How to apply to participate in an essay
"We are the search engine for clinical trials for patients.Thanks to a test for me, you can know the current clinical trials and apply to participate in these investigations, find a new opportunity for your disease and for other patients, "argues the Argentinian site A Trial for Me, researcher of treatments, according to the suffering of the one who comes in. In the country, in 2012, there are had a case that sparked a lot of controversy and was the laboratory Glaxo, considered the second largest pharmaceutical company in the world, which was sentenced to pay by the Argentine justice when irregularities were detected children from the provinces of Mendoza, San Juan and Santiago del Estero, although the laboratory of British origin has been authorized to carry out clinical trials on a vaccine against pneumonia and acute otitis. 9, company and two doctors were fined one million pesos for failing to comply with the formalities of parental informed consent. ]

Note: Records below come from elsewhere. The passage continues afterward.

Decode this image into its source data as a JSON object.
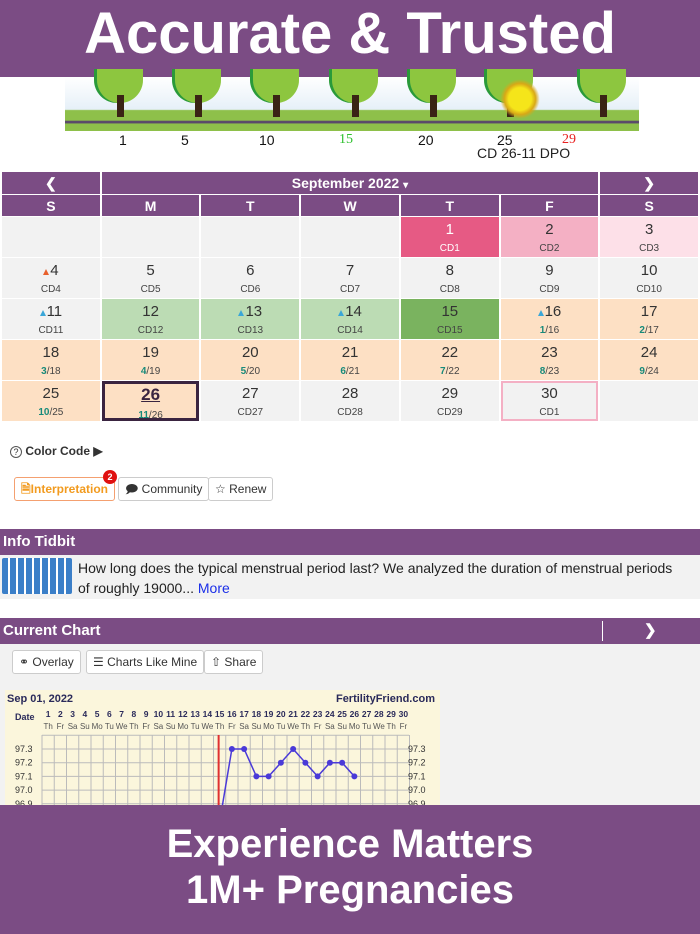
{
  "top_banner": "Accurate & Trusted",
  "bottom_banner": {
    "line1": "Experience Matters",
    "line2": "1M+ Pregnancies"
  },
  "cycle_strip": {
    "day_labels": [
      {
        "v": "1",
        "c": "#111"
      },
      {
        "v": "5",
        "c": "#111"
      },
      {
        "v": "10",
        "c": "#111"
      },
      {
        "v": "15",
        "c": "#2ec02e"
      },
      {
        "v": "20",
        "c": "#111"
      },
      {
        "v": "25",
        "c": "#111"
      },
      {
        "v": "29",
        "c": "#e82020"
      }
    ],
    "status": "CD 26-11 DPO"
  },
  "calendar": {
    "prev_icon": "chevron-left-icon",
    "next_icon": "chevron-right-icon",
    "month": "September 2022",
    "dropdown": "▾",
    "weekdays": [
      "S",
      "M",
      "T",
      "W",
      "T",
      "F",
      "S"
    ],
    "weeks": [
      [
        {},
        {},
        {},
        {},
        {
          "d": "1",
          "s": "CD1",
          "bg": "#e65a84",
          "fg": "#fff"
        },
        {
          "d": "2",
          "s": "CD2",
          "bg": "#f4b0c4"
        },
        {
          "d": "3",
          "s": "CD3",
          "bg": "#fde0e8"
        }
      ],
      [
        {
          "d": "4",
          "s": "CD4",
          "mark": "red"
        },
        {
          "d": "5",
          "s": "CD5"
        },
        {
          "d": "6",
          "s": "CD6"
        },
        {
          "d": "7",
          "s": "CD7"
        },
        {
          "d": "8",
          "s": "CD8"
        },
        {
          "d": "9",
          "s": "CD9"
        },
        {
          "d": "10",
          "s": "CD10"
        }
      ],
      [
        {
          "d": "11",
          "s": "CD11",
          "mark": "blue"
        },
        {
          "d": "12",
          "s": "CD12",
          "bg": "#bcdcb4"
        },
        {
          "d": "13",
          "s": "CD13",
          "bg": "#bcdcb4",
          "mark": "blue"
        },
        {
          "d": "14",
          "s": "CD14",
          "bg": "#bcdcb4",
          "mark": "blue"
        },
        {
          "d": "15",
          "s": "CD15",
          "bg": "#7ab35f"
        },
        {
          "d": "16",
          "dpo": "1",
          "s": "/16",
          "bg": "#fde0c4",
          "mark": "blue"
        },
        {
          "d": "17",
          "dpo": "2",
          "s": "/17",
          "bg": "#fde0c4"
        }
      ],
      [
        {
          "d": "18",
          "dpo": "3",
          "s": "/18",
          "bg": "#fde0c4"
        },
        {
          "d": "19",
          "dpo": "4",
          "s": "/19",
          "bg": "#fde0c4"
        },
        {
          "d": "20",
          "dpo": "5",
          "s": "/20",
          "bg": "#fde0c4"
        },
        {
          "d": "21",
          "dpo": "6",
          "s": "/21",
          "bg": "#fde0c4"
        },
        {
          "d": "22",
          "dpo": "7",
          "s": "/22",
          "bg": "#fde0c4"
        },
        {
          "d": "23",
          "dpo": "8",
          "s": "/23",
          "bg": "#fde0c4"
        },
        {
          "d": "24",
          "dpo": "9",
          "s": "/24",
          "bg": "#fde0c4"
        }
      ],
      [
        {
          "d": "25",
          "dpo": "10",
          "s": "/25",
          "bg": "#fde0c4"
        },
        {
          "d": "26",
          "dpo": "11",
          "s": "/26",
          "bg": "#fde0c4",
          "today": true
        },
        {
          "d": "27",
          "s": "CD27"
        },
        {
          "d": "28",
          "s": "CD28"
        },
        {
          "d": "29",
          "s": "CD29"
        },
        {
          "d": "30",
          "s": "CD1",
          "predicted": true
        },
        {}
      ]
    ]
  },
  "color_code": {
    "label": "Color Code ▶",
    "icon": "question-circle-icon"
  },
  "actions": {
    "interpretation": "Interpretation",
    "badge": "2",
    "community": "Community",
    "renew": "Renew"
  },
  "info_tidbit": {
    "title": "Info Tidbit",
    "text": "How long does the typical menstrual period last? We analyzed the duration of menstrual periods of roughly 19000...",
    "more": "More"
  },
  "current_chart": {
    "title": "Current Chart",
    "overlay": "Overlay",
    "charts_like_mine": "Charts Like Mine",
    "share": "Share"
  },
  "chart_data": {
    "type": "line",
    "title": "Sep 01, 2022",
    "brand": "FertilityFriend.com",
    "xlabel": "Date",
    "days": [
      1,
      2,
      3,
      4,
      5,
      6,
      7,
      8,
      9,
      10,
      11,
      12,
      13,
      14,
      15,
      16,
      17,
      18,
      19,
      20,
      21,
      22,
      23,
      24,
      25,
      26,
      27,
      28,
      29,
      30
    ],
    "weekdays": [
      "Th",
      "Fr",
      "Sa",
      "Su",
      "Mo",
      "Tu",
      "We",
      "Th",
      "Fr",
      "Sa",
      "Su",
      "Mo",
      "Tu",
      "We",
      "Th",
      "Fr",
      "Sa",
      "Su",
      "Mo",
      "Tu",
      "We",
      "Th",
      "Fr",
      "Sa",
      "Su",
      "Mo",
      "Tu",
      "We",
      "Th",
      "Fr"
    ],
    "yticks": [
      "97.3",
      "97.2",
      "97.1",
      "97.0",
      "96.9"
    ],
    "ylim": [
      96.9,
      97.3
    ],
    "ovulation_day": 15,
    "line_color": "#4a3ad8",
    "ovulation_color": "#e03030",
    "points": [
      {
        "x": 16,
        "y": 97.3
      },
      {
        "x": 17,
        "y": 97.3
      },
      {
        "x": 18,
        "y": 97.1
      },
      {
        "x": 19,
        "y": 97.1
      },
      {
        "x": 20,
        "y": 97.2
      },
      {
        "x": 21,
        "y": 97.3
      },
      {
        "x": 22,
        "y": 97.2
      },
      {
        "x": 23,
        "y": 97.1
      },
      {
        "x": 24,
        "y": 97.2
      },
      {
        "x": 25,
        "y": 97.2
      },
      {
        "x": 26,
        "y": 97.1
      }
    ]
  }
}
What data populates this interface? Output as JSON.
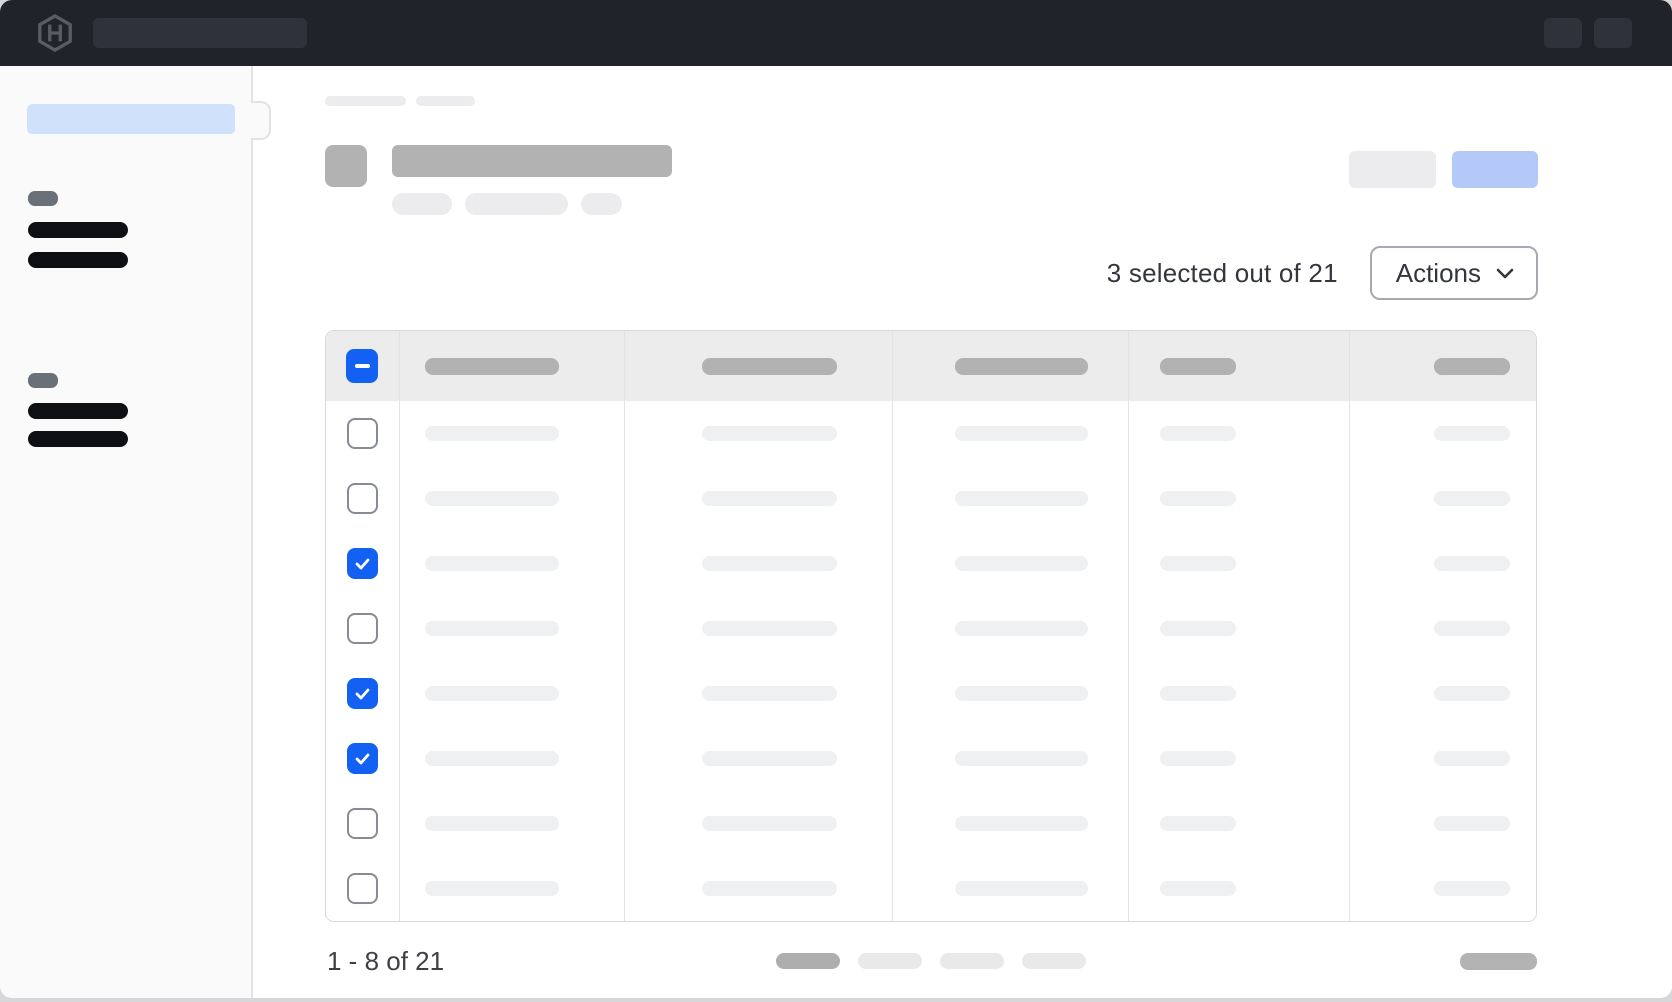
{
  "topnav": {
    "logo_icon": "hashicorp-logo",
    "search_placeholder_skeleton": true,
    "right_button_skeletons": 2
  },
  "sidebar": {
    "active_item_skeleton": true,
    "sections": [
      {
        "label_skeleton": true,
        "item_skeletons": 2
      },
      {
        "label_skeleton": true,
        "item_skeletons": 2
      }
    ]
  },
  "page_header": {
    "breadcrumb_skeletons": 2,
    "title_skeleton": true,
    "badge_skeletons": 3,
    "action_button_skeletons": 2
  },
  "selection": {
    "summary": "3 selected out of 21",
    "selected_count": 3,
    "total_count": 21
  },
  "actions_button": {
    "label": "Actions",
    "icon": "chevron-down-icon"
  },
  "table": {
    "header_checkbox_state": "indeterminate",
    "column_skeletons": 5,
    "rows": [
      {
        "checked": false
      },
      {
        "checked": false
      },
      {
        "checked": true
      },
      {
        "checked": false
      },
      {
        "checked": true
      },
      {
        "checked": true
      },
      {
        "checked": false
      },
      {
        "checked": false
      }
    ]
  },
  "pagination": {
    "range_label": "1 - 8 of 21",
    "page_placeholders": 4,
    "current_page_index": 0,
    "next_control_skeleton": true
  },
  "colors": {
    "accent_blue": "#1261f2",
    "accent_blue_light": "#b5c9f8",
    "nav_selected_blue": "#cfe1fb",
    "navbar_bg": "#20232a",
    "skeleton_dark": "#b2b2b2",
    "skeleton_light": "#ececee",
    "table_header_bg": "#ececed"
  }
}
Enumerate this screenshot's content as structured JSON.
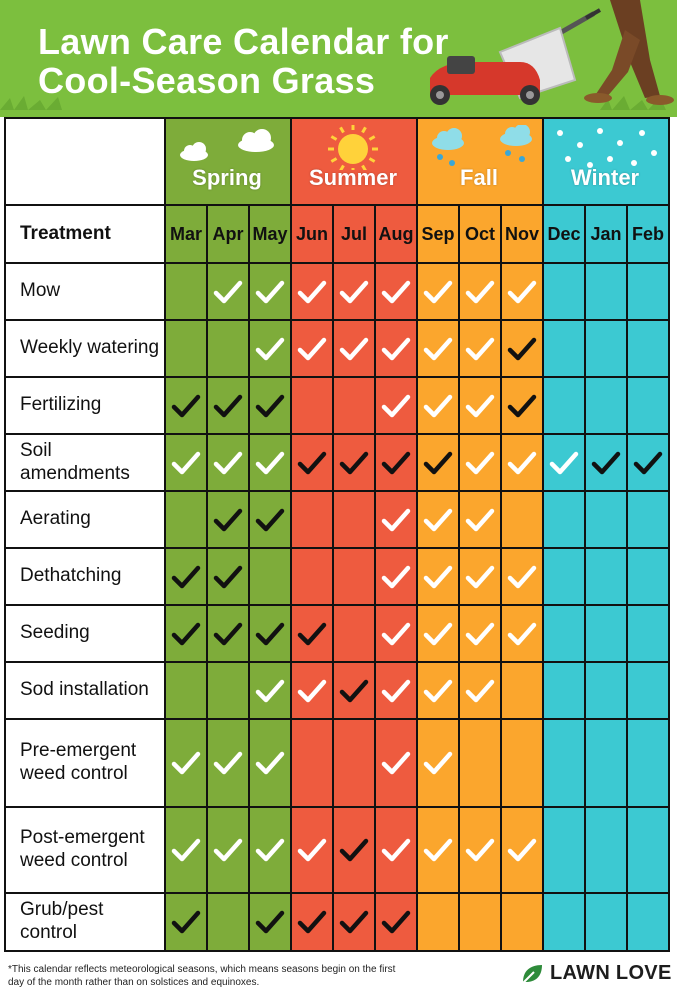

Phases to reach the public
Pharmacological research is divided into progressive phases of experimentation. (…) The second stage is carried out with a small number of people affected by the disease for whose treatment the drug is developed. Phase III is performed with the same parameters but with a larger number of people, potential beneficiaries of the new drug. Laboratories are tested simultaneously in different populations, with different environments, ethnicities and genotypes. Here, the motive of the people involved is more obvious: patients who do not present a satisfactory evolution of the existing drug. These people hope to be cured or improve their quality of life in exchange for a free and personalized treatment. They put themselves in danger, but their health is already deteriorated, even without submitting to the experiment
In Argentina, hundreds of clinical investigations are underway in Phase II and Phase III, sponsored by several multinational laboratories that simultaneously test the same drugs in different parts. of the planet. Today, thousands of Argentines of various pathologies voluntarily submit to these experimental treatments. They put their bodies to try new drugs, or old but with new uses. The most common method of investigation is the so-called double blind. Half of the people concerned receive the new medication; the other half receives a placebo, that is to say nothing: something disguised as a pill, or an injectable product or an inhalation spray that contains no medication. It is called double blind because neither the doctor nor the patient know what roulette reserves for them: medicine or nothing? In this way, the subjective perception of the people involved is prevented from influencing. But in the protocols where a drug that could replace a pre-existing drug is studied, it's not compared to a placebo, but with the best drug available so far.
* Fragment of the book Putting the body, by Bibiana Ricciardi.